Au-delà de bras jeunes et valides, il y a également en Côte d’Ivoire de nombreuses ressources naturelles… Encore trop peu exploitées ?

Un éveil des consciences consisterait à rappeler à l’Afrique et aux Africains que nous avons tout ici à portée de main. Et que la transformation locale des matières premières est très clairement l’une des solutions aux problèmes et à la précarité de nos paysans. Finalement, le petit Ivoirien a beau voir pousser les cacaotiers sous son nez, pour lui manger du chocolat reste un luxe. C’est cela qui doit changer, et des infrastructures capables de transformer nos ressources ici en Côte d’Ivoire, c’est la clé (…) C’est vrai pour le cacao, c’est vrai également pour les mangues, qui poussent ici en abondance mais dont une grande quantité pourrit à même le sol à défaut de bras, d’usines et de destination. Des tonnes de fruits qui pourraient finir en jus et autres produits, et un manque à gagner énorme pour notre économie. Ce débat-là a déjà été initié et nous sommes en chemin.
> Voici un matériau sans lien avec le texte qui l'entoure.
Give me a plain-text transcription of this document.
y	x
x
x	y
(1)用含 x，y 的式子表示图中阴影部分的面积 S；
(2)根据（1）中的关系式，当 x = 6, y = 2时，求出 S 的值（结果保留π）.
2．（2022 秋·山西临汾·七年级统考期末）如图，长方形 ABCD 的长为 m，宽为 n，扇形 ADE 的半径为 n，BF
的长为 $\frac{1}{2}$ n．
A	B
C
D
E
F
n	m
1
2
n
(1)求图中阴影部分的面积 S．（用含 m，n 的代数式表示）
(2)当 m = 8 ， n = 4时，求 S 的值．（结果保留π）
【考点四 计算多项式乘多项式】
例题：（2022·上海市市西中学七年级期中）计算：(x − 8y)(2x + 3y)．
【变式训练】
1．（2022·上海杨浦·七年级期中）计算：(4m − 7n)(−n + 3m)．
Peut-on imaginer voir, comme ce fut le cas pour la bière il y a quelques années, l’apparition sur le marché national de nouvelle marque ivoirienne forte ?
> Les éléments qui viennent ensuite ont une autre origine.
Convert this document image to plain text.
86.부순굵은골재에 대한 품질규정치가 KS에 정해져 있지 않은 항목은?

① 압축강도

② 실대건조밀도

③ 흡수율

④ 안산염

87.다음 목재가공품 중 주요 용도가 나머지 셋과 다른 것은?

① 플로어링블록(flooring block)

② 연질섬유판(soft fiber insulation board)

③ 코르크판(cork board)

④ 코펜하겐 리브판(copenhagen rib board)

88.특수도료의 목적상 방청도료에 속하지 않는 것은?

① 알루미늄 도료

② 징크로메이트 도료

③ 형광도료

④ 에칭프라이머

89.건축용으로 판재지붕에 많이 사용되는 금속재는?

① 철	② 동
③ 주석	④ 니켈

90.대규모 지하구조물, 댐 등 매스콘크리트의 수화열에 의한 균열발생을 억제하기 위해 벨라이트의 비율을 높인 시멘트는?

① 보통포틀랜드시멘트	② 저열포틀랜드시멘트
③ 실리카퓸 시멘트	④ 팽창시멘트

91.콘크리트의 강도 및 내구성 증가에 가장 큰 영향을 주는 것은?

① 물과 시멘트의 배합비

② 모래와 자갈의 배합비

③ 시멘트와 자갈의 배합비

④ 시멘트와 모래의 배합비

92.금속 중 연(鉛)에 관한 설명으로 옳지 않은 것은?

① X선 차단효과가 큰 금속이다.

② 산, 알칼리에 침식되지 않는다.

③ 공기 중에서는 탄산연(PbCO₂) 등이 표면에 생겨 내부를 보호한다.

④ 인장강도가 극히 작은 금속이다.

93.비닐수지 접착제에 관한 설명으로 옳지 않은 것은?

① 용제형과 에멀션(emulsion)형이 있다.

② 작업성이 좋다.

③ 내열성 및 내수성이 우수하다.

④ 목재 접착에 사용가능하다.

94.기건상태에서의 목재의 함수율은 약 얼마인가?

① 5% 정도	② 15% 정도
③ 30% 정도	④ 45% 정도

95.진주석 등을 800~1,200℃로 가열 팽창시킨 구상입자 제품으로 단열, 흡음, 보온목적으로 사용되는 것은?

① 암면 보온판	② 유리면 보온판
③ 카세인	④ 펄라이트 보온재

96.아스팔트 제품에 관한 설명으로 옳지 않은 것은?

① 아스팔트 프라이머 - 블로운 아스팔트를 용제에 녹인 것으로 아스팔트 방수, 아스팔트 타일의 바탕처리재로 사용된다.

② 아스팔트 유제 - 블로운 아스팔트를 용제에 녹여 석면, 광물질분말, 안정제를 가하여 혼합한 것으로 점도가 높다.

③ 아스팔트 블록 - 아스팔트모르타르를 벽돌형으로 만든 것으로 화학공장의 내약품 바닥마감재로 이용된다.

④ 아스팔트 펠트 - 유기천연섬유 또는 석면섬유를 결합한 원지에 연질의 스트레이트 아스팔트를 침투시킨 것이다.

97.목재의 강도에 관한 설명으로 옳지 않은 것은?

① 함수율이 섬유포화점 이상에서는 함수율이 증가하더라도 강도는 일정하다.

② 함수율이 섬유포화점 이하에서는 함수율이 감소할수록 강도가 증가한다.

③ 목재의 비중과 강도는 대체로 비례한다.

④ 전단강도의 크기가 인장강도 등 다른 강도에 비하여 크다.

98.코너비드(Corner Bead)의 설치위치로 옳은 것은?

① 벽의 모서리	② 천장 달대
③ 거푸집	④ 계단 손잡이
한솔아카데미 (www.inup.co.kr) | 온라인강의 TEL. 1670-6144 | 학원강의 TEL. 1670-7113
Certains jeunes entrepreneurs, enthousiastes et très investis, planchent actuellement sur la question d’un grand chocolat ivoirien. Fabriqué à partir de leurs propres fèves. Pour autant, leur activité demeure artisanale et limitée à défaut de moyens et d’une industrie sur laquelle s’appuyer. En mettant ces différents acteurs autour de la table, nous espérons encourager du même coup les bailleurs de fonds et les autorités à accompagner les jeunes initiatives dans ce domaine spécifique. C’est aussi le but des débats que nous initions ici au FEMUA (…) L’idée n’est certainement pas de mettre au chômage les chocolatiers européens (rires). Nous respectons leur savoir-faire et l’on aura besoin de leur expertise. Néanmoins, on ne peut pas continuer d’appeler la Côte d’Ivoire « le pays du cacao » et laisser à la Belgique ou à la Suisse le titre de « pays du chocolat ».